From the Christian Science Monitor, just another way the Pentagon reshapes the facts to fit their fantasy and fables:
LOS ANGELES – If it were up to Martin Gundersen, Robert Barker, and Alex Singer, the next Hollywood blockbuster script would read something like this: INTERIOR LAB - DAY OR NIGHT (WHO CAN EVER TELL IN THESE PLACES?)
Strains of Chopin float through a science lab. An intense woman in a white smock - let's call her something heroic like DIANA CURIE (picture Beyoncé or Penelope Cruz) - is about to fire a round of argon from her nanoparticle gun. Suddenly, her beeping phone pierces the calm. She flips it open - a red "S" flashes on the screen.
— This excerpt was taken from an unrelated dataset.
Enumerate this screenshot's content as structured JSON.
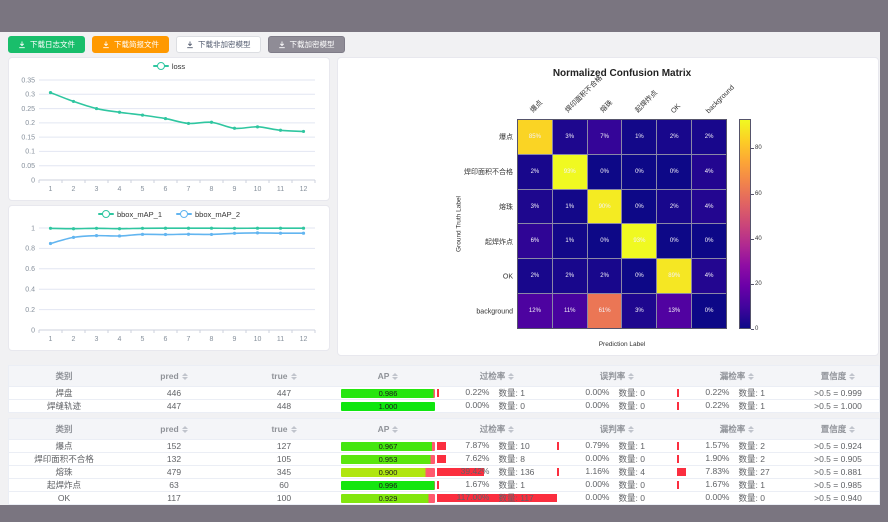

She drops the gun and dashes to the door.
CUT TO: INTERIOR OFFICE - NIGHT
Curie glances around furtively. She takes off her glasses and quickly unbuttons her lab coat to reveal blue tights emblazoned with a giant red "S" ... followed by the letters "c-i-e-n-c-e."
Now in her superhero costume, she goes to the window, dons an antigravity pack, and flies off to save the world - once again - for Truth, Justice, and the American Scientific Way....
We'll leave the rest of the screenplay to William Goldman because you're probably getting the point by now. However exaggerated the above confection may be, the triumvirate of Messrs. Gundersen, Barker, and Singer is serious about getting science - and scientific heroes - into the movies. In fact, they see it as vital to the health of American technological prowess, to say nothing of national security.
So what they've done for the past three years is convene a three-to-five-day screenwriting class at the venerated American Film Institute in Los Angeles. Called the Catalyst Workshop, it's a lot like other screenwriting classes that have become a cottage industry across the nation. But here's the twist - all participants in this one are actually scientists. Hardcore, PhD-laden, lab-certified scientists. Here's the second twist - the training was all paid for by the Pentagon.
These screenwriting classes are indeed your Department of Defense tax dollars at work. Egregious example of DOD waste? Some bizarre recruiting promise? The cinematic equivalent of $700 toilet seats? Actually, it's the Pentagon's way of trying to enhance the nation's science-and-technology adroitness.
America, it turns out, is suffering from a science and engineering shortage. Students are bypassing the sciences for sexier and more lucrative jobs in law, venture capital, and competitions to be on "American Idol." That means, in addition to national deficits in sleep, fitness, and the federal budget, we have a dearth of particle physicists and electromechanical engineers.
This creates something of a national security problem: Labs that perform classified research are required to hire US citizens. According to Dr. Barker, who works in the Air Force Office of Scientific Research, those who manage the national labs and others who conduct sensitive research have been saying for years "how hard it is to find qualified graduate students who are US citizens."
Then there's the challenge of remaining competitive in the world. Barker notes that 50 percent of America's scientific-and-engineering workforce will be eligible to retire in the next five years. Who's going to replace them?
Finally, there's the issue of science illiteracy. One of the participants in the Catalyst Worshop, Diandra Leslie-Pelecky, a materials physicist at the University of Nebraska-Lincoln, cites a recent survey showing that 30 percent of the American public is still under the impression that the sun orbits around the earth.